What is coccidiosis? Coccidiosis is a common protozoan disease found in puppies. Adult dogs are not immune. It is severe in nursing puppies. Coccidiosis in puppies is a common problem in the southern United States. It occurs in connection with filth, over crowding, and poor sanitation. Intestinal parasites in dogs can cause serious health problems.
Puppies can acquire the infection from their mother or from contaminated premises. If Kennel sanitation is poor, the puppies reinfect themselves from their feces. Coccidiosis can spread rapidly in a kennel.
Five to seven days after the ingestion of the oocysts, the infected cysts appear in the puppies feces. The cycle is complete in the seven days. The first signs you will notice is canine diarrhea. As it progresses the feces turn mucus-like and tinged with blood. You will notice a lack of appetite, weakness, dehydration, and anemia. It can be accompanied by a cough, running nose, and discharge from the eyes.

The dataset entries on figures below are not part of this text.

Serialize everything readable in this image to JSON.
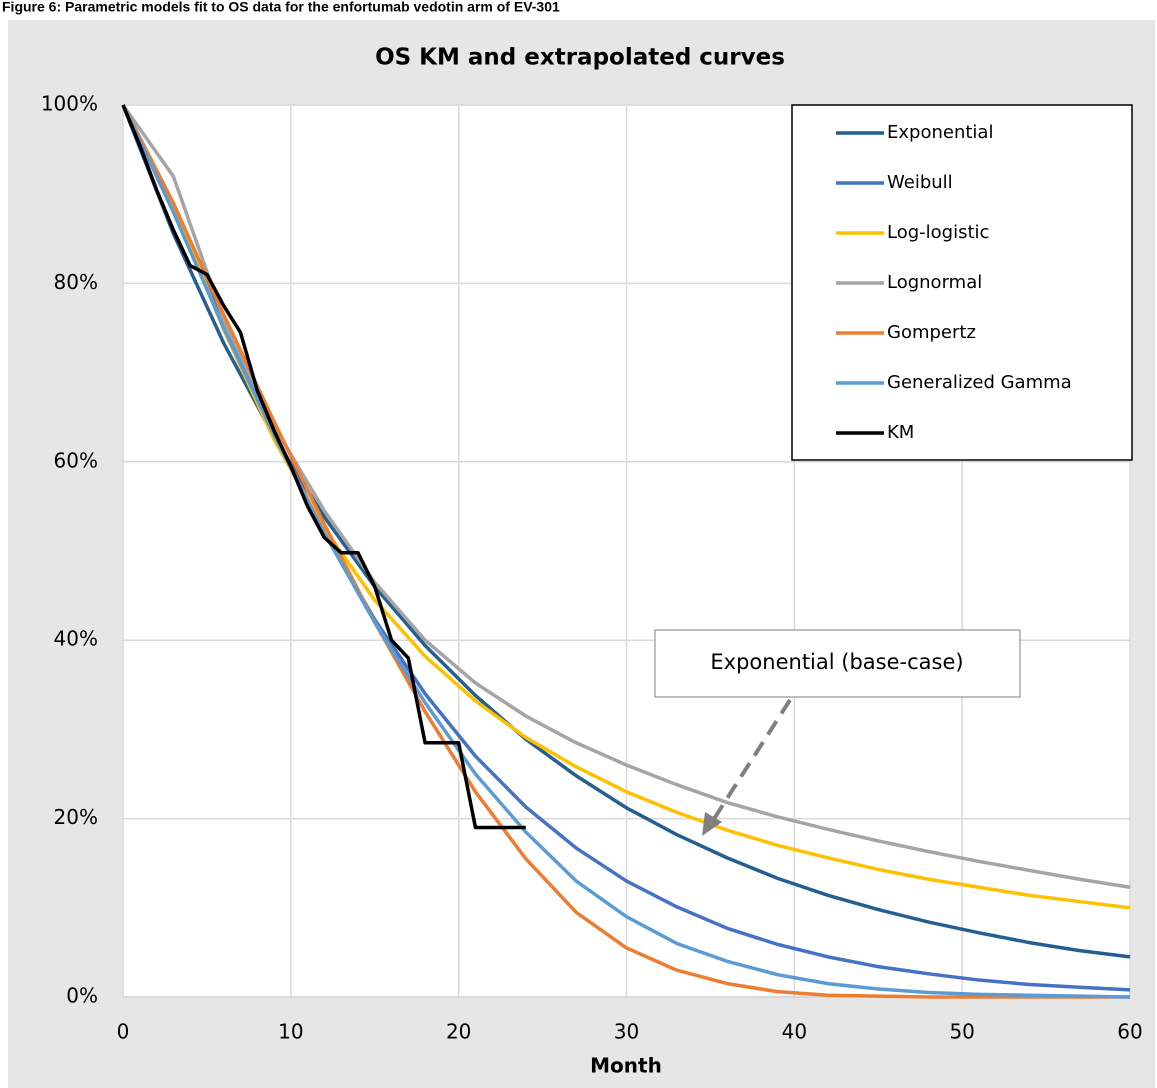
{
  "chart_data": {
    "type": "line",
    "caption": "Figure 6: Parametric models fit to OS data for the enfortumab vedotin arm of EV-301",
    "title": "OS KM and extrapolated curves",
    "x_label": "Month",
    "xlim": [
      0,
      60
    ],
    "xticks": [
      0,
      10,
      20,
      30,
      40,
      50,
      60
    ],
    "ylim": [
      0,
      100
    ],
    "yticks": [
      {
        "value": 0,
        "label": "0%"
      },
      {
        "value": 20,
        "label": "20%"
      },
      {
        "value": 40,
        "label": "40%"
      },
      {
        "value": 60,
        "label": "60%"
      },
      {
        "value": 80,
        "label": "80%"
      },
      {
        "value": 100,
        "label": "100%"
      }
    ],
    "grid": true,
    "legend": "upper right",
    "annotation": "Exponential (base-case)",
    "x": [
      0,
      3,
      6,
      9,
      12,
      15,
      18,
      21,
      24,
      27,
      30,
      33,
      36,
      39,
      42,
      45,
      48,
      51,
      54,
      57,
      60
    ],
    "series": [
      {
        "name": "Exponential",
        "color": "#255e91",
        "values": [
          100,
          85.6,
          73.3,
          62.8,
          53.8,
          46.0,
          39.4,
          33.8,
          28.9,
          24.8,
          21.2,
          18.2,
          15.6,
          13.3,
          11.4,
          9.8,
          8.4,
          7.2,
          6.1,
          5.2,
          4.5
        ]
      },
      {
        "name": "Weibull",
        "color": "#4472c4",
        "values": [
          100,
          89.0,
          76.0,
          63.4,
          52.1,
          42.3,
          34.0,
          27.0,
          21.3,
          16.7,
          13.0,
          10.1,
          7.7,
          5.9,
          4.5,
          3.4,
          2.6,
          1.9,
          1.4,
          1.1,
          0.8
        ]
      },
      {
        "name": "Log-logistic",
        "color": "#ffc000",
        "values": [
          100,
          88.9,
          74.8,
          62.5,
          52.5,
          44.5,
          38.2,
          33.2,
          29.1,
          25.8,
          23.0,
          20.7,
          18.7,
          17.0,
          15.6,
          14.3,
          13.2,
          12.3,
          11.4,
          10.7,
          10.0
        ]
      },
      {
        "name": "Lognormal",
        "color": "#a5a5a5",
        "values": [
          100,
          92,
          76,
          64,
          54.5,
          46.5,
          40,
          35.2,
          31.5,
          28.5,
          26,
          23.8,
          21.8,
          20.2,
          18.8,
          17.5,
          16.3,
          15.2,
          14.2,
          13.2,
          12.3
        ]
      },
      {
        "name": "Gompertz",
        "color": "#ed7d31",
        "values": [
          100,
          89,
          76.5,
          64.5,
          53,
          42,
          32,
          23,
          15.5,
          9.5,
          5.5,
          3,
          1.5,
          0.6,
          0.2,
          0.1,
          0,
          0,
          0,
          0,
          0
        ]
      },
      {
        "name": "Generalized Gamma",
        "color": "#5b9bd5",
        "values": [
          100,
          88,
          75,
          63,
          52,
          42,
          33,
          25,
          18.5,
          13,
          9,
          6,
          4,
          2.5,
          1.5,
          0.9,
          0.5,
          0.3,
          0.2,
          0.1,
          0
        ]
      },
      {
        "name": "KM",
        "color": "#000000",
        "x": [
          0,
          1,
          2,
          3,
          4,
          5,
          6,
          7,
          8,
          9,
          10,
          11,
          12,
          13,
          14,
          15,
          16,
          17,
          18,
          19,
          20,
          21,
          22,
          23,
          24
        ],
        "values": [
          100,
          95.5,
          90.5,
          86,
          82,
          81,
          77.5,
          74.5,
          68,
          63.5,
          59.5,
          55,
          51.5,
          49.8,
          49.8,
          46,
          40,
          38,
          28.5,
          28.5,
          28.5,
          19,
          19,
          19,
          19
        ]
      }
    ]
  }
}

Mild cases of Coccidiosis can be found in the stools of puppies without casing problems, until stress from shipping or an outbreak of worms, reduces resistance. Dogs that recover become carriers.

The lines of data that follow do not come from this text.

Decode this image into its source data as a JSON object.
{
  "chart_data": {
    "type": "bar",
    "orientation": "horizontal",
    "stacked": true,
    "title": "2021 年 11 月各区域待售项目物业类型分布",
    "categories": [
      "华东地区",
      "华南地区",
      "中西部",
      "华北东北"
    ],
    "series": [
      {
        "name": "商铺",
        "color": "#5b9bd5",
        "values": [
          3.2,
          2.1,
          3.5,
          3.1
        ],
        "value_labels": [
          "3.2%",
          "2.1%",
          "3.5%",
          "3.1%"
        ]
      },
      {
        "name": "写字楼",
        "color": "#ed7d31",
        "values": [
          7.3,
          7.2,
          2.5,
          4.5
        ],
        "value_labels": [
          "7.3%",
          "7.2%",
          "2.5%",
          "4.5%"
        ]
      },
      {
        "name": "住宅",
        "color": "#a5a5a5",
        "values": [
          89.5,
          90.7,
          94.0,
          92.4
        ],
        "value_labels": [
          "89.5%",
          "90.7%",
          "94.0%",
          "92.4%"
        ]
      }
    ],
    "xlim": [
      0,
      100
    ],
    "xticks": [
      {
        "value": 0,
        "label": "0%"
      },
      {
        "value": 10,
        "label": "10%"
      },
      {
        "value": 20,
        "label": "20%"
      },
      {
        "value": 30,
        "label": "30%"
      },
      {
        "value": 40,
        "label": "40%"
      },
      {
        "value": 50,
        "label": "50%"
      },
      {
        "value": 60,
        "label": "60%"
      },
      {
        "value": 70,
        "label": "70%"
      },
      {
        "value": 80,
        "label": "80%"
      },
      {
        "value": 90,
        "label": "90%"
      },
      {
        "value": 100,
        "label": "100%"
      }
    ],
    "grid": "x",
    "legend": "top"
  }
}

Your Veterinarian can identify if your puppy has coccidiosis by finding adult oocysts in a microscopic slide of fresh feces.
Treatment should begin with stopping the dog diarrhea. A Neomycin-Kaopectate antidiarrhea preparation can be used to stop the diarrhea in dogs. Dogs with diarrhea can become severely dehydrated or anemic, it may need to be hospitalized for fluid replacement.
The best choice of antibiotic treatment is sulfonamides and antibiotics. This drug will remove oocysts from the stool in seven to twelve days.
Dogs that are carriers should be isolated and treated. Kennel runs and cages should be washed daily and bleached with boiling water to prevent dog parasites.